Righty: The glorification of African culture is just a transparent attempt by disaffected black intellectuals to further discredit our European heritage and weave a web of self-aggrandizing myths and lies around their primitive culture. Let’s get real: how can you compare tribal masks to the Sistine Chapel ceiling? Afrocentrists even have the audacity to claim the ancient Egyptians as ancestors of today’s African Americans, when everyone knows the Egyptians weren’t black. Afrocentrists are clearly desperate to find some evidence of distinction in their past, but their efforts are either self-deluding or plainly dishonest. To make matters worse, they’re actually teaching this drivel in schools today. What about teaching black kids how to read and write so they don’t end up as angry, drug-dealing street thugs or unwed teenage mothers?
Lefty: Africa was the birthplace of humankind and home to the most ancient civilization on the planet. Africans built the pyramids and the Sphinx; they created brilliant works of art while Europeans huddled over peat fires to warm their sorry backsides. Systematically excluded from our racist school curricula until now, Africa has re-emerged as the cultural focal point in restoring pride and dignity to millions of African-American students — the descendants of enslaved Africans who had been blatantly deprived of their cultural birthright for centuries.
The New Moderate:
African history and culture are worth studying, but so is everyone’s heritage. All world history courses (and world history must become a requirement in all public schools) should include a segment on Africa — as well as on Europe, the Middle East, India, China, Latin America (you get the picture).

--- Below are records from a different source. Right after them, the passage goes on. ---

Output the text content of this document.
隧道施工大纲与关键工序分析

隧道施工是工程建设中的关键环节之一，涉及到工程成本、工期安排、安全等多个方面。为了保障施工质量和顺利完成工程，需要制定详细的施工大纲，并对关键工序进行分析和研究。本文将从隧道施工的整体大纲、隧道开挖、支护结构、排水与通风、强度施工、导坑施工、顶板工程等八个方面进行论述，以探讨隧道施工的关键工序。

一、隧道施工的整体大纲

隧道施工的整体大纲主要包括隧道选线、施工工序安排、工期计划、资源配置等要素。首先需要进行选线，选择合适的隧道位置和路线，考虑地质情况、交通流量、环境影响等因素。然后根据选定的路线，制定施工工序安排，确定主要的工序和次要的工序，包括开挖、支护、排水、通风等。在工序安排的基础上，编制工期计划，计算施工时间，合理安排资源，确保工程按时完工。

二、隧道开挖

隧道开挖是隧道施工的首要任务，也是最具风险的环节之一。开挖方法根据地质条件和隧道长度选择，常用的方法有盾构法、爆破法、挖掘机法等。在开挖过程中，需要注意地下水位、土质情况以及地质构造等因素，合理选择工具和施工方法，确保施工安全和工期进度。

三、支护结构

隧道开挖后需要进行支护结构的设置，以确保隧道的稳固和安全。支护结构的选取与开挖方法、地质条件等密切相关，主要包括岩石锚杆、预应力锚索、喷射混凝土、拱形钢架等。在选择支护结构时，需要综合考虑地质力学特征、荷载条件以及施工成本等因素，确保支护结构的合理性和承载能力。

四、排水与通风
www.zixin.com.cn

The Afrocentrists’ emphasis on the glories of their African heritage might boost the self-esteem of underachieving black kids, and that’s a worthy goal. But at what price? Dismissal of (and hostility toward) European history as little more than a chronicle of systematic imperialist exploitation? Further self-ghettoization of the already ghettoized African American community? The creation of a narcissistic cultural identity that clouds reality with wishful half-truths? (Yes, the ancient Egyptians were African; no, they weren’t black.)
The cultivation of a mythic Afrocentric world-view, like the invented holiday Kwanzaa, springs from noble intentions but will only dig a deeper gulf between the black community and the rest of American society. Include African history and folk traditions in every social studies curriculum, definitely — but teach it accurately, and don’t make it the focal point of a black child’s education. With slavery and Jim Crow dead and buried, black separatism should join them in the cultural graveyard.
Should American blacks take pride in their African heritage? Absolutely. With a passion. Do they need to connect with Africa in order to feel good about themselves and their achievements? Absolutely not. What a sad idea. African Americans need no validation from another continent. A four-century history of suffering and redemption on these shores is validation enough. African Americans are, above all else, quintessentially American, and they have an abundance of American heroes to admire. In a New Moderate’s utopia, some of those heroes might even be white.
Summary: Afrocentrism is a well-intentioned but divisive influence. Include African history in social studies courses, but keep it free of dogma and don’t make it the core of a black child’s education.